Latest Cardinals rumor suggests one trade candidate is off the table
The St. Louis Cardinals are 20-26 with a woefully underperforming offense and the 24th-best collective ERA in baseball. It's all ugly, and right now, it's hard to see a light at the end of the tunnel. John Mozeliak has inspired no confidence in the fanbase and Oli Marmol, who inked an inexplicable extension over the winter, continues to get out-coached on a weekly basis.
As was the case last season. St. Louis is positioned to set up shop at the July 30 trade deadline. The Cards famously sent Jordan Montgomery to Arlington last summer, where he won the World Series with the Texas Rangers. Jack Flaherty was shipped to the Baltimore Orioles. He was, um, less successful in his new home.
Once again, the Cardinals are primed to clean house in the bullpen with a series of trades. Veterans Lance Lynn and Kyle Gibson, who both signed one-year deals this offseason, are trade candidates, per The Athletic's Jim Bowden. Miles Mikolas is another potential deadline mover.
That said, there is one Cards starter off the table. It shouldn't come as much of a surprise, but Sonny Gray is reportedly not available in trades. That could always change — we have a little over two months until the deadline passes — but St. Louis didn't pay Gray all that money just to jump ship at the first hint of adversity.
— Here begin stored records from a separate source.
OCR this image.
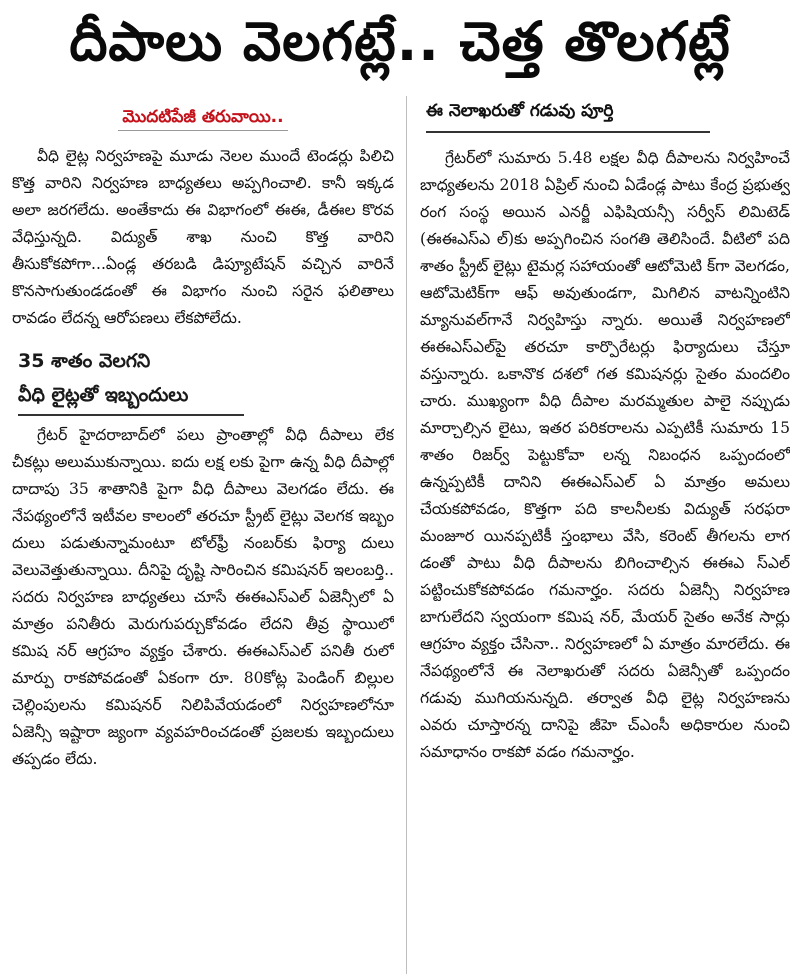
దీపాలు వెలగట్లే.. చెత్త తొలగట్లే
మొదటిపేజీ తరువాయి..

వీధి లైట్ల నిర్వహణపై మూడు నెలల ముందే టెండర్లు పిలిచి కొత్త వారిని నిర్వహణ బాధ్యతలు అప్పగించాలి. కానీ ఇక్కడ అలా జరగలేదు. అంతేకాదు ఈ విభాగంలో ఈఈ, డీఈల కొరవ వేధిస్తున్నది. విద్యుత్ శాఖ నుంచి కొత్త వారిని తీసుకోకపోగా...ఏండ్ల తరబడి డిప్యూటేషన్ వచ్చిన వారినే కొనసాగుతుండడంతో ఈ విభాగం నుంచి సరైన ఫలితాలు రావడం లేదన్న ఆరోపణలు లేకపోలేదు.

35 శాతం వెలగని
వీధి లైట్లతో ఇబ్బందులు

గ్రేటర్ హైదరాబాద్‌లో పలు ప్రాంతాల్లో వీధి దీపాలు లేక చీకట్లు అలుముకున్నాయి. ఐదు లక్ష లకు పైగా ఉన్న వీధి దీపాల్లో దాదాపు 35 శాతానికి పైగా వీధి దీపాలు వెలగడం లేదు. ఈ నేపథ్యంలోనే ఇటీవల కాలంలో తరచూ స్ట్రీట్ లైట్లు వెలగక ఇబ్బం దులు పడుతున్నామంటూ టోల్‌ఫ్రీ నంబర్‌కు ఫిర్యా దులు వెలువెత్తుతున్నాయి. దీనిపై దృష్టి సారించిన కమిషనర్ ఇలంబర్తి.. సదరు నిర్వహణ బాధ్యతలు చూసే ఈఈఎస్ఎల్ ఏజెన్సీలో ఏ మాత్రం పనితీరు మెరుగుపర్చుకోవడం లేదని తీవ్ర స్థాయిలో కమిష నర్ ఆగ్రహం వ్యక్తం చేశారు. ఈఈఎస్ఎల్ పనితీ రులో మార్పు రాకపోవడంతో ఏకంగా రూ. 80కోట్ల పెండింగ్ బిల్లుల చెల్లింపులను కమిషనర్ నిలిపివేయడంలో నిర్వహణలోనూ ఏజెన్సీ ఇష్టారా జ్యంగా వ్యవహరించడంతో ప్రజలకు ఇబ్బందులు తప్పడం లేదు.

ఈ నెలాఖరుతో గడువు పూర్తి

గ్రేటర్‌లో సుమారు 5.48 లక్షల వీధి దీపాలను నిర్వహించే బాధ్యతలను 2018 ఏప్రిల్ నుంచి ఏడేండ్ల పాటు కేంద్ర ప్రభుత్వ రంగ సంస్థ అయిన ఎనర్జీ ఎఫిషియన్సీ సర్వీస్ లిమిటెడ్ (ఈఈఎస్ఎ ల్)కు అప్పగించిన సంగతి తెలిసిందే. వీటిలో పది శాతం స్ట్రీట్ లైట్లు టైమర్ల సహాయంతో ఆటోమెటి క్‌గా వెలగడం, ఆటోమెటిక్‌గా ఆఫ్ అవుతుండగా, మిగిలిన వాటన్నింటిని మ్యానువల్‌గానే నిర్వహిస్తు న్నారు. అయితే నిర్వహణలో ఈఈఎస్ఎల్‌పై తరచూ కార్పొరేటర్లు ఫిర్యాదులు చేస్తూ వస్తున్నారు. ఒకానొక దశలో గత కమిషనర్లు సైతం మందలిం చారు. ముఖ్యంగా వీధి దీపాల మరమ్మతుల పాలై నప్పుడు మార్చాల్సిన లైటు, ఇతర పరికరాలను ఎప్పటికీ సుమారు 15 శాతం రిజర్వ్ పెట్టుకోవా లన్న నిబంధన ఒప్పందంలో ఉన్నప్పటికీ దానిని ఈఈఎస్ఎల్ ఏ మాత్రం అమలు చేయకపోవడం, కొత్తగా పది కాలనీలకు విద్యుత్ సరఫరా మంజూర యినప్పటికీ స్తంభాలు వేసి, కరెంట్ తీగలను లాగ డంతో పాటు వీధి దీపాలను బిగించాల్సిన ఈఈఎ స్ఎల్ పట్టించుకోకపోవడం గమనార్హం. సదరు ఏజెన్సీ నిర్వహణ బాగులేదని స్వయంగా కమిష నర్, మేయర్ సైతం అనేక సార్లు ఆగ్రహం వ్యక్తం చేసినా.. నిర్వహణలో ఏ మాత్రం మారలేదు. ఈ నేపథ్యంలోనే ఈ నెలాఖరుతో సదరు ఏజెన్సీతో ఒప్పందం గడువు ముగియనున్నది. తర్వాత వీధి లైట్ల నిర్వహణను ఎవరు చూస్తారన్న దానిపై జీహె చ్ఎంసీ అధికారుల నుంచి సమాధానం రాకపో వడం గమనార్హం.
St. Louis Cardinals will not move Sonny Gray at MLB trade deadline
The 34-year-old Gray inked a three-year, $75 million deal with St. Louis early in the offseason. He has been the Cards' best starter by a country mile, as expected. He's 5-2 in seven starts with a 3.05 ERA and 1.065 WHIP, netting 53 strikeouts in 41.1 innings pitched. Gray continues to showcase impressive location control and deceptive power. Even without great velocity, Gray's strikeout rate lands in the league's 93rd percentile.
Age is the obvious concern here. Gray is a three-time All-Star who finished second in Cy Young voting last season, but his longevity is uncertain. The Cards are not a competitive team and it's not like St. Louis is well-positioned to flip a switch and contend in 2025 or 2026. This mess requires a full teardown and a comprehensive reshaping of the roster.
Even so, the Cards did not invest in Gray for one season. He's around for at least three years, with clear confidence from the front office. As such, don't expect him to get traded. A lot of contenders would sell the farm (system) to land Gray, but St. Louis is committed to at least pretending to care about winning baseball games. With such an expensive roster full of unrealized talent and has-beens, it's not hard to understand why St. Louis would cling to its best player for dear life.
Maybe signing a bunch of past-prime vets in their upper-30s to surround Gray in the starting rotation was a bad idea. If only there was some indication last season that maybe, just maybe, this St. Louis squad isn't cut out for contending.